I was just thinking about this theorem and a possible conclusion, whose correctness I wanted to check. Does the theorem tell us that $ \lVert A^k \rVert $ is bounded for all natural numbers $k$ if and only if the magnitude of the largest eigenvalue in magnitude is at most $1$, this for any matrix norm?
This conclusion can help me, and I wanted to check whether or not it is correct.
I thank all helpers who can check correctness.
Best Answer
Gelfand's formula does imply that if $\|A^k\|$ is bounded, then $\rho(A)\le1$, but the converse is not true. For instance, the norm of $\pmatrix{1&1\\ 0&1}^k=\pmatrix{1&k\\ 0&1}$ is not bounded although the spectral radius of the matrix is $1$.

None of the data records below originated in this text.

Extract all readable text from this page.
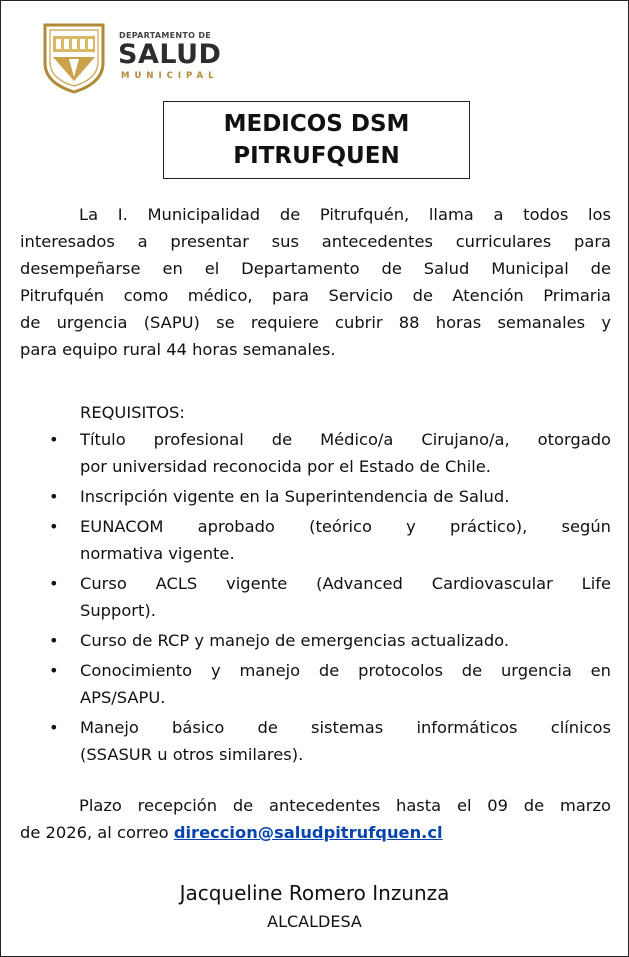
DEPARTAMENTO DE
SALUD
MUNICIPAL
MEDICOS DSM
PITRUFQUEN
La I. Municipalidad de Pitrufquén, llama a todos los
interesados a presentar sus antecedentes curriculares para
desempeñarse en el Departamento de Salud Municipal de
Pitrufquén como médico, para Servicio de Atención Primaria
de urgencia (SAPU) se requiere cubrir 88 horas semanales y
para equipo rural 44 horas semanales.
REQUISITOS:
• Título profesional de Médico/a Cirujano/a, otorgado
por universidad reconocida por el Estado de Chile.
• Inscripción vigente en la Superintendencia de Salud.
• EUNACOM aprobado (teórico y práctico), según
normativa vigente.
• Curso ACLS vigente (Advanced Cardiovascular Life
Support).
• Curso de RCP y manejo de emergencias actualizado.
• Conocimiento y manejo de protocolos de urgencia en
APS/SAPU.
• Manejo básico de sistemas informáticos clínicos
(SSASUR u otros similares).
Plazo recepción de antecedentes hasta el 09 de marzo
de 2026, al correo direccion@saludpitrufquen.cl
Jacqueline Romero Inzunza
ALCALDESA
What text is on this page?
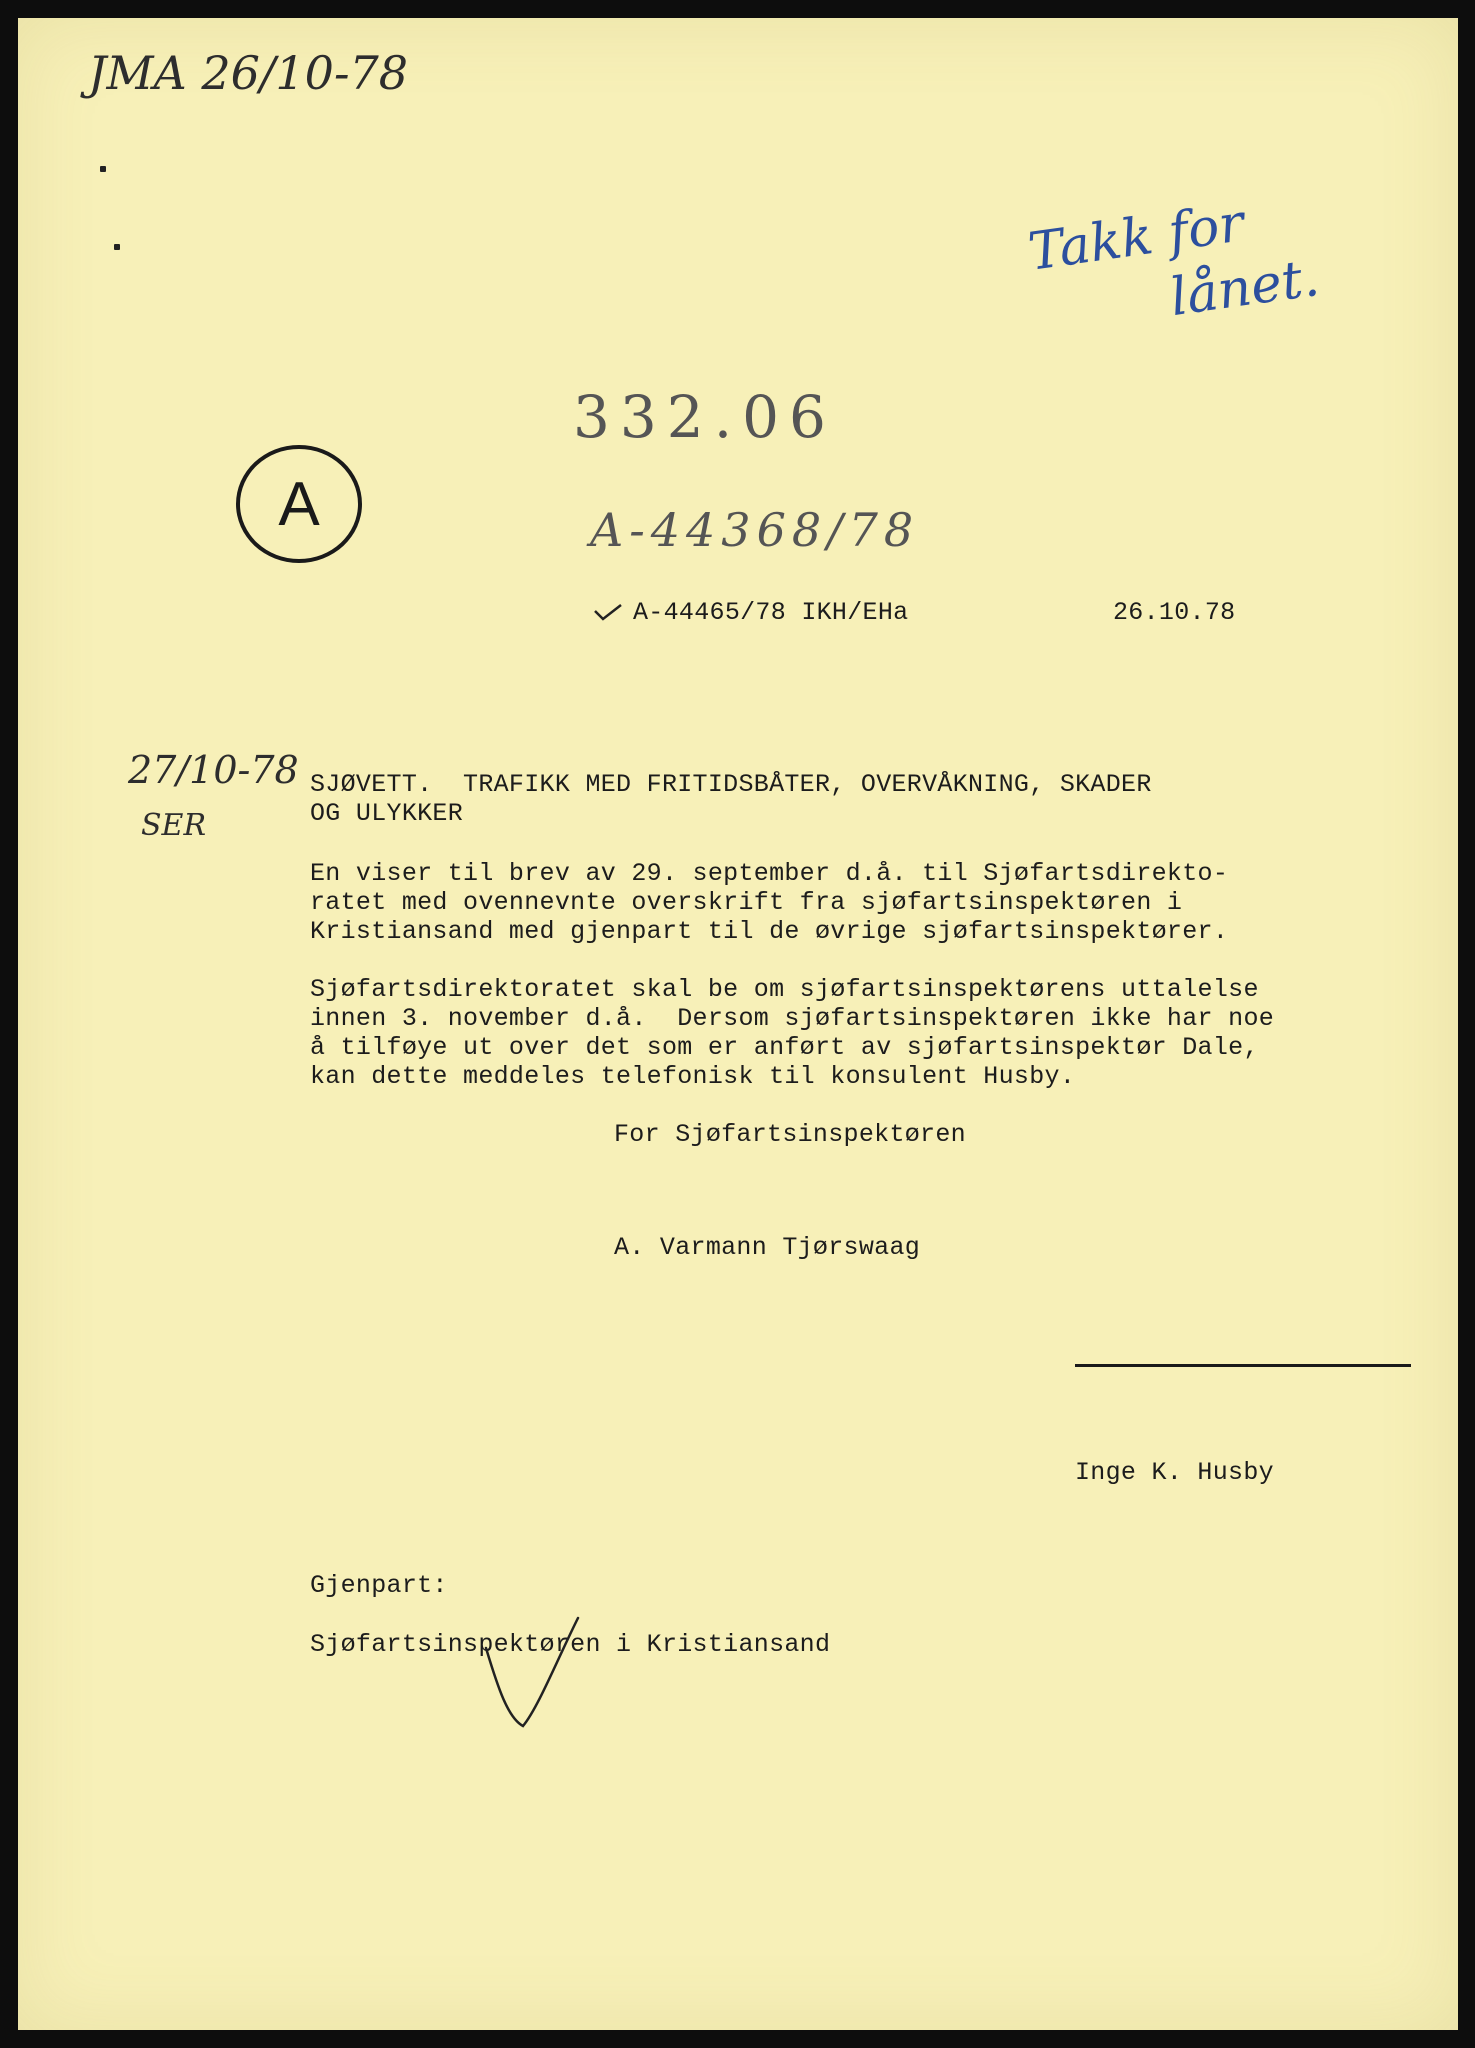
JMA 26/10-78
Takk for
lånet.
332.06
A-44368/78
A
A-44465/78 IKH/EHa	26.10.78
27/10-78
SER
SJØVETT.  TRAFIKK MED FRITIDSBÅTER, OVERVÅKNING, SKADER
OG ULYKKER
En viser til brev av 29. september d.å. til Sjøfartsdirekto-
ratet med ovennevnte overskrift fra sjøfartsinspektøren i
Kristiansand med gjenpart til de øvrige sjøfartsinspektører.
Sjøfartsdirektoratet skal be om sjøfartsinspektørens uttalelse
innen 3. november d.å.  Dersom sjøfartsinspektøren ikke har noe
å tilføye ut over det som er anført av sjøfartsinspektør Dale,
kan dette meddeles telefonisk til konsulent Husby.
For Sjøfartsinspektøren
A. Varmann Tjørswaag
Inge K. Husby
Gjenpart:
Sjøfartsinspektøren i Kristiansand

A correct statement is that $\|A^k\|$ is bounded if and only if $\rho(A)\le1$ and any eigenvalue of $A$ (over $\mathbb C$) with modulus equal to $1$ is semi-simple (i.e., its algebraic and geometric multiplicities coincide). To prove the semi-simplicity in the forward implication, you may consider the Jordan form of $A$. For instance, see part (b) of my other answer.